Souvent, cet allumage ne réussit pas en une seule tentative. La pluspart du temps on trouve un starter bilame qui ouvre le contact à un moment quelconque. Il serait idéal, si cela passait au moment du courant maximum. La solution, c'est un soi-disant starter électronique, parce qu'il n'amorce que le tube en règle général auprès la première tentative, mais en plus il diminue l'usure des filaments spiralisés par la réduction des cycles de chauffage et, ainsi, prolonge considérablement la durée de vie du tube. En plus, normalement, les tubes fluorescents s'opèrent de courant alternatif de basse fréquence, c.v.d., avec les 50 Hz habituels le courant se remet à zéro à chaque centième de seconde et change la polarité. Peu avant chaque passage par zéro la tension est tellement faible que le tube se désamorce et le mercure ionisé se refroidit. Si le tube est froid le refroidissement peut être si fort, qu'il ne s'amorce pas dans la demi-onde suivante ce qu'il fait normalment aussi pendant la tension de réseau. C'est pourquoi on a besoin de plusieurs de tentatives d'amorçage jusque le tube s'éclaire de manière stable.

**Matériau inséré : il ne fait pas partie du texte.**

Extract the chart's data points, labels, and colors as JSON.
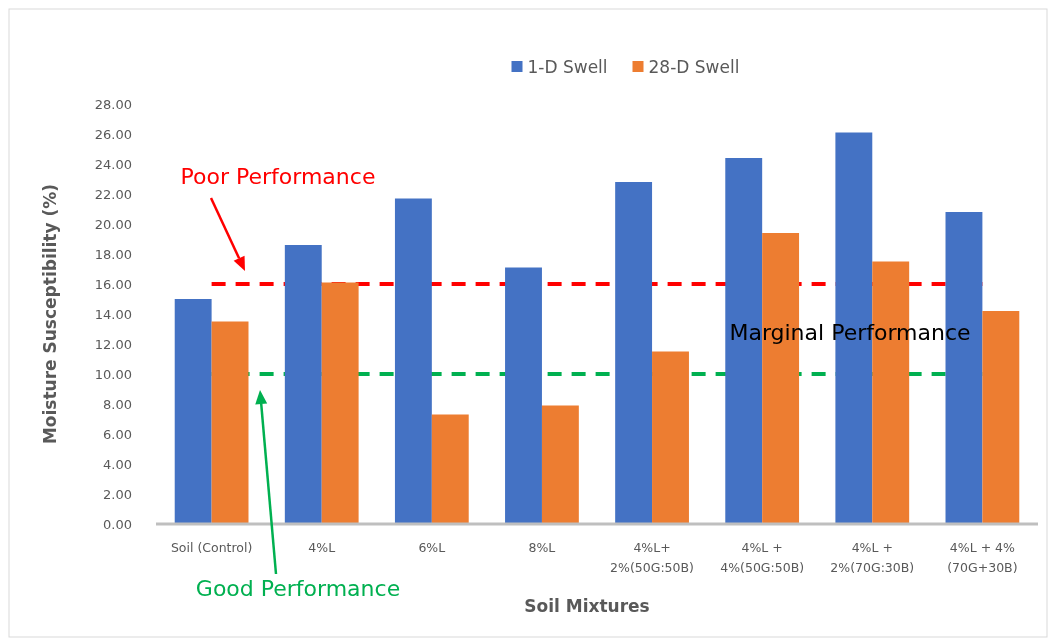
{
  "chart_data": {
    "type": "bar",
    "xlabel": "Soil Mixtures",
    "ylabel": "Moisture Susceptibility (%)",
    "categories": [
      "Soil (Control)",
      "4%L",
      "6%L",
      "8%L",
      "4%L+\n2%(50G:50B)",
      "4%L +\n4%(50G:50B)",
      "4%L +\n2%(70G:30B)",
      "4%L + 4%\n(70G+30B)"
    ],
    "series": [
      {
        "name": "1-D Swell",
        "color": "#4472c4",
        "values": [
          15.0,
          18.6,
          21.7,
          17.1,
          22.8,
          24.4,
          26.1,
          20.8
        ]
      },
      {
        "name": "28-D Swell",
        "color": "#ed7d31",
        "values": [
          13.5,
          16.1,
          7.3,
          7.9,
          11.5,
          19.4,
          17.5,
          14.2
        ]
      }
    ],
    "ylim": [
      0,
      28
    ],
    "yticks": [
      {
        "value": 0,
        "label": "0.00"
      },
      {
        "value": 2,
        "label": "2.00"
      },
      {
        "value": 4,
        "label": "4.00"
      },
      {
        "value": 6,
        "label": "6.00"
      },
      {
        "value": 8,
        "label": "8.00"
      },
      {
        "value": 10,
        "label": "10.00"
      },
      {
        "value": 12,
        "label": "12.00"
      },
      {
        "value": 14,
        "label": "14.00"
      },
      {
        "value": 16,
        "label": "16.00"
      },
      {
        "value": 18,
        "label": "18.00"
      },
      {
        "value": 20,
        "label": "20.00"
      },
      {
        "value": 22,
        "label": "22.00"
      },
      {
        "value": 24,
        "label": "24.00"
      },
      {
        "value": 26,
        "label": "26.00"
      },
      {
        "value": 28,
        "label": "28.00"
      }
    ],
    "ref_lines": [
      {
        "axis": "y",
        "value": 16,
        "label": "Poor Performance",
        "color": "#ff0000",
        "line_style": "dashed"
      },
      {
        "axis": "y",
        "value": 10,
        "label": "Good Performance",
        "color": "#00b050",
        "line_style": "dashed"
      }
    ],
    "annotations": [
      "Marginal Performance"
    ],
    "legend": "top",
    "grid": false
  }
}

L'application d'un EVG (=abbréviation allemande pour: ballast électronique) dont la plupart opère de 35 au 40 kHz serait optimale. Grâce au temps considérablement réduit comme conséquence de la fréquence considérablement élevée le mercure n'arrive à peine de se refroidir lors du passage par zéro. Ainsi le tube se ramorce immédiatement et fiable. Même le temps de préchauffage peut être beaucoup plus court. Ainsi le tube émet de la lumière presque immédiatement après la mise en service de la tension. En plus, les pertes dans le ballast sont considérablement plus faible que dans une bobine conventionnelle.
Ampoules incandescents
Certainement vous connaissez la construction de Thomas A. Edison: Un filament de carbone se trouve dans le vide de l'ampoule. A travers de la circulation de courant le filament de carbone s'échauffe jusqu'à l'incandescence et ainsi émet de la lumière. La construction des ampoules incandescents modèrnes se diffère un peu certainement, mais le principe est absolument le même: Premièrement le filament de carbone a été remplacé par un tungstène et deuxièmement de nos jours l'ampoule est remplis d'un gaz rare. Car l'on peut fabriquer tungstène beaucoup plus précis et ainsi faire chauffer aux températures plus élevées qu'un filament de carbone sans que des endroits plus minces et ainsi plus chauds se fondent. Par conséquence il y a une luminosité plus élevée. Ampoule incandescent
C'est pour des raisons techniques de fabrication et pratiques pourqoi l'on remplis les ampoules avec de gaz rare: Il est plus facile de remplir une ampoule avec un gaz chimique inactive (remplissage avec gaz rare) que de le pomper vide d'air. Parce que déjà une très petite quantité d'oxygène provoque que le filament spiralé se brûle au moins sur la superficie et que l'ampoule se noircit légèrement à l'intérieur.
Efficacité lumineuse et économie

Les tubes fluorescents génèrent plus que 70% de la lumière totale en Allemagne en consommant seulement 50% de l'énergie nécessaire pour l'éclairage. La durée de vie des tubes fluorescents est de 8 au 12 fois plus longue et ils ont besoin -dépendant du type- 85% moins de courant étant la même luminosité que des ampoules conventionnelles. C'est pourquoi c'est la solution optimale pour des missions d'illumination économiques. Les tubes fluorescents sont disponibles en forme linéaire, circulaire ou en U de dimensions differentes. Les lampes fluorescentes compactes sont presque aussi petites que les ampoules incandescents et peuvent être interchangées sans problèmes.


La couleur de lumière

Température de couleur
La couleur de lumière résulte de sa répartition de rayonnement dans le spectre visible. Mais une évaluation comparable est difficile avec cette représentation. Cela est plus facile avec les critères de température de couleur et rendu de couleurs.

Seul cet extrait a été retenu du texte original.